Why Software Fixes Can Create New Bugs and How We Deal With Them

Bugs exist in many different forms, even outside of software. Consider a structural engineer tasked with building a bridge. Calculations need to be made early on, before construction of the bridge begins, to determine what the weight limits of the bridge will be and to ensure it will not become a victim to aeroelastic flutter. Failure to identify these issues early on can (and will) result in a “buggy” bridge that is prone to collapse. A structural engineer building a bridge will begin with blueprints that allow him/her to assess any potential problems early on. It’s obviously much easier to tweak a drawing than a bridge that is already built.

Avoid Haste to Prevent Waste

No matter what the scope for a given project is, major problems can and will occur, even with extensive amounts of testing and planning. Leaky O-Rings were defective in the Space Shuttle SRBs for years before the Challenger disaster occurred, and the Titanic may have been saved if it weren’t for budgetary concerns over using a double hull rather than faulty watertight compartments. Building a quality product with minimal defects is always a delicate balance of timely delivery and cost. Largely due to the ability to rapidly ship changes, software is no exception to this rule.

The upside of this is that software engineering has the unique capability to magically transform a product that is already in user’s hands. When under fire for allegedly exploding batteries, Tesla Motors pushed out a patch to every single vehicle on the road which raised the chassis when a Model S was traveling at highway speeds. This improved the car’s design to reduce the chance of underbody impact and prevent the fires that appeared to be battery explosions. The magic of software permitted this. While no other industry is equally capable of quickly addressing issues or adapting to user needs, the downside is that rapid development consequently introduces more and more opportunities for software to break.

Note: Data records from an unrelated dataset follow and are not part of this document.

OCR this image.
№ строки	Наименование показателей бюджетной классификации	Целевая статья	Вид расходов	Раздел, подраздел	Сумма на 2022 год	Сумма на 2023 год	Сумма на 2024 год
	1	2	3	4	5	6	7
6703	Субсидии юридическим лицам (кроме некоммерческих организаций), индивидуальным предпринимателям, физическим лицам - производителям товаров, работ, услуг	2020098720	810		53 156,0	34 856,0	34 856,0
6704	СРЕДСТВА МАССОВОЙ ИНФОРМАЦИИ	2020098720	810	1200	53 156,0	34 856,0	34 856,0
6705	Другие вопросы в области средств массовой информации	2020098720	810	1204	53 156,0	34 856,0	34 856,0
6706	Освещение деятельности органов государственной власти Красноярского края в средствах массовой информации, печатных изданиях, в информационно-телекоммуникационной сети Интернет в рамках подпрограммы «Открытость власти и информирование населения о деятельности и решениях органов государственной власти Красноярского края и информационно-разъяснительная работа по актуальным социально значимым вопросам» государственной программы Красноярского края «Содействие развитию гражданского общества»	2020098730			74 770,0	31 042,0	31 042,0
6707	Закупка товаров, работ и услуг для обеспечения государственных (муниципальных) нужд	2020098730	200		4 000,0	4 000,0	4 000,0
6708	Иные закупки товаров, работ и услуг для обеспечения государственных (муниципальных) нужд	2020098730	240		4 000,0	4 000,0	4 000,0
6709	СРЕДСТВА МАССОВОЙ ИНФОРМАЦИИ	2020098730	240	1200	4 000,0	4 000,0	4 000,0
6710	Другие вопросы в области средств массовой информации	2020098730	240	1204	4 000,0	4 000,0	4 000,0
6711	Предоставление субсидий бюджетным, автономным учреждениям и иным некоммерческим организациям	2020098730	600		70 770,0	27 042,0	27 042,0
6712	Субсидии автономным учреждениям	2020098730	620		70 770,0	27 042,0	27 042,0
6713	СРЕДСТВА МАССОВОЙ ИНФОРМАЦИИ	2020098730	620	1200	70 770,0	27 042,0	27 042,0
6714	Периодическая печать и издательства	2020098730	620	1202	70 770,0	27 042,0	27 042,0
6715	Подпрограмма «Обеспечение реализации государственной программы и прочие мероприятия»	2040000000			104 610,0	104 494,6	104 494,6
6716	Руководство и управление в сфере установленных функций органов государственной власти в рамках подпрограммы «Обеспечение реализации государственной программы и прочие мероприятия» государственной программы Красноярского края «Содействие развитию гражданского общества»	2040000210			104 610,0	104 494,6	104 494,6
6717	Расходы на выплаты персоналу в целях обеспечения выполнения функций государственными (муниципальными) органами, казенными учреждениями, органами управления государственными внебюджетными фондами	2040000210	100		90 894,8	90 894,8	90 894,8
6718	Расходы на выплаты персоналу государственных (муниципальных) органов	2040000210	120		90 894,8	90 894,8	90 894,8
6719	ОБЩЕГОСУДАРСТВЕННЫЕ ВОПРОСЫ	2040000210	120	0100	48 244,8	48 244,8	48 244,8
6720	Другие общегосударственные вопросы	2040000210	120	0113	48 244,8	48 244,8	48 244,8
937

Understand Code Interdependency

Software is particularly susceptible to user-facing defects. As an industry, we’re always working on new ways to push updates to users faster and on a more regular basis. When building an application, there is no blueprint. The code itself becomes the blueprint, which means we lose the ability to tackle problems before they occur. Unfortunately, the more quickly we iterate and ship, the more likely it is that bugs are going to be introduced.

Even when an application’s codebase is well-designed, seemingly minor tweaks can cause sweeping changes throughout—drastically increasing the risk of introducing bugs. What’s worse is the amount of code that is changing under the hood which the typical developer has no insight into or power to change. This includes OS updates, toolchain updates, changes to 3rd party libraries, device-specific nuances, etc. Attempting to have a truly bug-free software product is like trying to shoot a moving target.

Test Changes Before Applying

There are plenty of things we do to mitigate software defects. Code review is a standard procedure at Vokal, and one that is deeply rooted in our engineering culture. It gives us an opportunity to review the “blueprints” for any obvious bugs before a change ships. Tests get added with every new feature so we can always be confident that regressions haven’t been introduced into previously working code. Changes aren’t permitted to pass code review unless our Continuous Integration service indicates the application still builds successfully and all of the automated tests mark as passing. Several of our performance-centric applications run benchmarks in the CI process and will fail the build if a proposed change makes the application run slower. Some of our engineering teams won’t even allow code to ship if the automated tests cover less than 97% of the application.

We don’t stop at automation: Writing good automated tests requires a deep understanding of the product and requirements, which other members of the team performing a code review won’t necessarily have. That leaves a lot of opportunity for automation to miss a particular vector that may lead to a defect. Our QA Engineering team covers this using manual test plans. Test plans are written as the product is developed and changed. Bugs reported by a QAE are fixed, then backed with an automated test to prevent regressions. We’ll dedicate entire “hardening sprints” to purely executing test plans and fixing any bugs that are reported.

Decrease Size and Frequency of Bugs

Software is complicated. A typical mobile app may seem simple on the surface, but it is built upon a complex stack of technologies that are individually being tweaked and updated, each introducing a potential point of failure where there wasn’t before. Testing has to occur every time an OS or browser update is released, as well as when changes are being made to the application itself. Allowing your application to evolve is a constant tradeoff between time, budget and quality. Chasing down defects is an inevitable part of the development process, but it is the price paid for being able to tweak and adapt your product at the drop of a dime.